Radio-X-ray Time Lags in GX 339-4: Probing Magnetic Field Transport in Black Hole Accretion

TL;DR

This study analyzes radio and X-ray time delays in GX 339-4 to understand magnetic field transport and jet-accretion coupling during outbursts.

Contribution

It introduces a method to measure and interpret radio-X-ray time lags, linking them to magnetic field dynamics in black hole accretion systems.

Findings

Radio emission precedes X-ray in rising hard state by ~3 days.

Radio emission lags X-ray in decaying hard state by ~8 days.

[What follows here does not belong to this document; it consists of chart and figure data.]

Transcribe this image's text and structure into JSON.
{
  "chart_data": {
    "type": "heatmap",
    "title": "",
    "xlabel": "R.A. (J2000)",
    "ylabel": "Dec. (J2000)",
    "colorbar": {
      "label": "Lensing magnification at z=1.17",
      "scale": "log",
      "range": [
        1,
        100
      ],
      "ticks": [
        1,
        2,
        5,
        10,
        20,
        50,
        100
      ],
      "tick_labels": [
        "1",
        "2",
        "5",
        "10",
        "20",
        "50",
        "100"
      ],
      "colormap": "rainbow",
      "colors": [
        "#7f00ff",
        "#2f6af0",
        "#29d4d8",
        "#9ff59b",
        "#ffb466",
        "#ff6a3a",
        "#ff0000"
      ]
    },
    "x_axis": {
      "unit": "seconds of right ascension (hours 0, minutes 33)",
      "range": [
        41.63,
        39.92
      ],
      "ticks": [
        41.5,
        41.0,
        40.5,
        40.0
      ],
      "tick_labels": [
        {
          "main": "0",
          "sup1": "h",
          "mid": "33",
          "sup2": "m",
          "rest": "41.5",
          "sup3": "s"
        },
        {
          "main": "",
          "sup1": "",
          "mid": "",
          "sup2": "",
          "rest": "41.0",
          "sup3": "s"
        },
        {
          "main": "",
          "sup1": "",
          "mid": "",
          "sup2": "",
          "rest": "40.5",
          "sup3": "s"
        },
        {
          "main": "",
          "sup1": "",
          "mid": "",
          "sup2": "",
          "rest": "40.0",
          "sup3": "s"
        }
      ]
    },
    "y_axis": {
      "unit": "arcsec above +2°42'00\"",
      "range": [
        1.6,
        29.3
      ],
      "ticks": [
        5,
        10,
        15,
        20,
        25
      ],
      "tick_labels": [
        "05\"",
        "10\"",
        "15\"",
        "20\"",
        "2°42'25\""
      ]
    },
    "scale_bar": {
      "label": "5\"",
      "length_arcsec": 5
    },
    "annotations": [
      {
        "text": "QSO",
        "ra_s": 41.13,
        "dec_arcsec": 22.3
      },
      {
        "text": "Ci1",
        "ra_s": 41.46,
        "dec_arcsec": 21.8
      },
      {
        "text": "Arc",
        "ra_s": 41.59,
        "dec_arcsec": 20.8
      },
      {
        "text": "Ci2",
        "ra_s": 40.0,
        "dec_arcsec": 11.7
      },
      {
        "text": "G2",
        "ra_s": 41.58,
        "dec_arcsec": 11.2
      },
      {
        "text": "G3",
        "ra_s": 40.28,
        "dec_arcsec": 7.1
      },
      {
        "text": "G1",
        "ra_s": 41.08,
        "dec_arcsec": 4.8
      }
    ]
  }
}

Magnetic field estimates explain observed time delay patterns.

Abstract

We present an analysis of the time delay between the radio emission and the X-ray Compton luminosity during the 2010-2011 outburst of GX 339-4. Using the interpolated cross-correlation function (ICCF), we measure the time delay between the Compton luminosity and the radio luminosity, and find that during the rising hard state, the radio emission precedes the Compton luminosity by approximately 3 days. In contrast, in the decaying hard state, the radio emission lags behind the Compton luminosity by about 8 days. By estimating the mass accretion rate and the disk truncation radius, the calculated inner magnetic field can account for both the radio delay in the decaying hard state and the radio precedence in the rising hard state. The time delays observed in different outbursts across multiple sources are compared further, and the underlying physical mechanisms account for this difference are discussed. These results provide insights into the evolving coupling between the inner accretion flow and the jet in black hole X-ray binaries.